Bajo esta luz el pan cotidiano de Lucas, que en Mateo es pan suprasustancial, dejaría de ser una oscuridad filológica para volver a mostrar una ambigüedad natural. Precisamente como en el rito: donde el pan se hace suprasustancia, sustancia absoluta.

 

“El hombre arrojó incienso en el brasero, separó el humo con las dos manos y por esa apertura los prisioneros salieron a un jardín”

“La viejecita se le acercó, le pasó ante los ojos la roca moviéndola de izquierda a derecha en el aire, y la muchacha vio un valle boscoso y un claro que conocía, y tendido sobre la hierba a su amante”

“He soñado que llegaba una palabra desde los subterráneos. Venía de abajo, pasó ante mí: la he visto y era espantosa”

“Cuando vagabundeaba por los montes tomaba habitualmente la forma de un mulo medio putrefacto. Trotaba sobre las patas anteriores, con la cabeza y el cuello aún cubiertos de piel, y el resto de su cuerpo –un esqueleto- se arrastraba detrás”

Ejemplos de creación pura, de transmutación de las especies por medio de la palabra.

 

 

¿A quien corresponde en el cuento la suerte maravillosa?  A quien, sin tener esperanza, se pone en manos de lo inesperable. Esperar y entregarse son disposiciones diferentes, del mismo modo que es diferente la espera de la fortuna mundana de la segunda virtud teologal. Quien repite ciegamente, con obstinación “esperemos”, no se entrega, simplemente espera un golpe de fortuna en el juego momentáneamente propicio de la ley de necesidad. Quien se entrega no tiene en cuenta acontecimientos particulares, porque conoce una economía que contiene todos los acontecimientos y supera su significado. El tapiz y la alfombra superan a las flores y los animales de los que están compuestos.

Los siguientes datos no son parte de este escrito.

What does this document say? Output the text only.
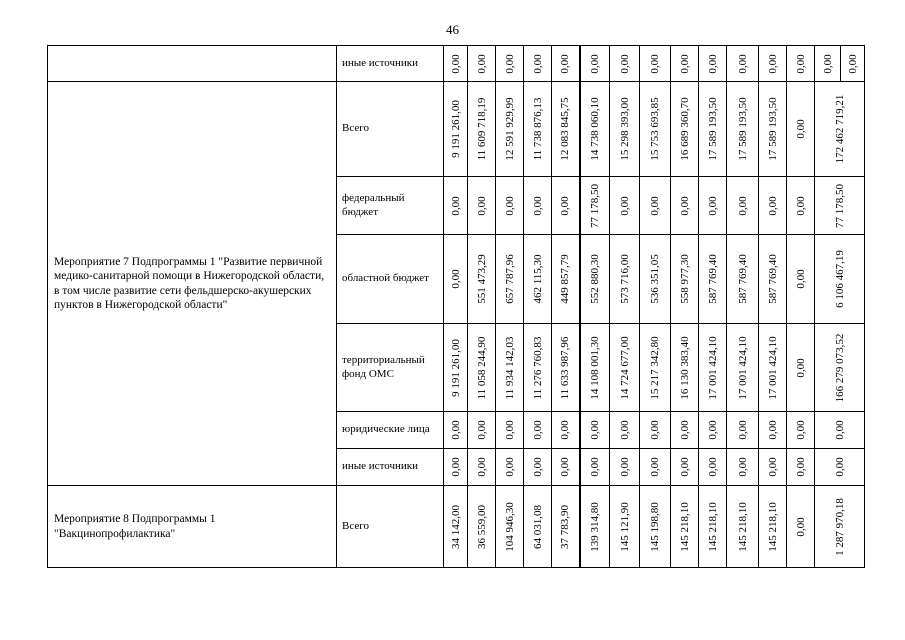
46
	иные источники	0,00	0,00	0,00	0,00	0,00	0,00	0,00	0,00	0,00	0,00	0,00	0,00	0,00	0,00	0,00

Мероприятие 7 Подпрограммы 1 "Развитие первичной медико-санитарной помощи в Нижегородской области, в том числе развитие сети фельдшерско-акушерских пунктов в Нижегородской области"	Всего	9 191 261,00	11 609 718,19	12 591 929,99	11 738 876,13	12 083 845,75	14 738 060,10	15 298 393,00	15 753 693,85	16 689 360,70	17 589 193,50	17 589 193,50	17 589 193,50	0,00	172 462 719,21	

	федеральный бюджет	0,00	0,00	0,00	0,00	0,00	77 178,50	0,00	0,00	0,00	0,00	0,00	0,00	0,00	77 178,50	

	областной бюджет	0,00	551 473,29	657 787,96	462 115,30	449 857,79	552 880,30	573 716,00	536 351,05	558 977,30	587 769,40	587 769,40	587 769,40	0,00	6 106 467,19	

	территориальный фонд ОМС	9 191 261,00	11 058 244,90	11 934 142,03	11 276 760,83	11 633 987,96	14 108 001,30	14 724 677,00	15 217 342,80	16 130 383,40	17 001 424,10	17 001 424,10	17 001 424,10	0,00	166 279 073,52	

	юридические лица	0,00	0,00	0,00	0,00	0,00	0,00	0,00	0,00	0,00	0,00	0,00	0,00	0,00	0,00	

	иные источники	0,00	0,00	0,00	0,00	0,00	0,00	0,00	0,00	0,00	0,00	0,00	0,00	0,00	0,00	

Мероприятие 8 Подпрограммы 1 "Вакцинопрофилактика"	Всего	34 142,00	36 559,00	104 946,30	64 031,08	37 783,90	139 314,80	145 121,90	145 198,80	145 218,10	145 218,10	145 218,10	145 218,10	0,00	1 287 970,18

En el cuento triunfa el loco que razona al revés, quien sabe dar la vuelta a las máscaras y discernir en la trama el hilo secreto, en la melodía el inexplicable juego de ecos; quien se mueve con precisión extática en el laberinto de fórmulas, números y antífonas, rituales comunes a los evangelios, al cuento y a la poesía. Cree, como el santo, en el camino sobre las aguas, en las velas atravesadas por un espíritu ardiente. Cree, como el poeta, en la palabra: con ella crea y trae prodigios concretos. Et in Deo meo transgrediar murum.

 

La vasta fidelidad del loco deja de ser ascética y mística y se vuelve al fin apostólica. Cuando concluye su descenso a los Infiernos, su subida al Monte Carmelo, lo aguarda la medida desbordante, el mundo. No sólo el objeto de su amor imposible sino todo aquello a lo que supo renunciar para conseguirlo. No sólo su vida, que no quiso salvar, sino las vidas de todos aquellos que formaron parte –buena o mala- de la santa aventura. El bosque desencantado se anima, lleno de figuras. Surgen pálidas, de su baño de sangre, las mujeres de Barbazul. Incluso los animales astutos y tiernos que sirvieron al héroe como instintos sutiles recuperan la gracia y la dignidad humanas... Tierra nueva, cielos nuevos en torno a un espíritu transformado.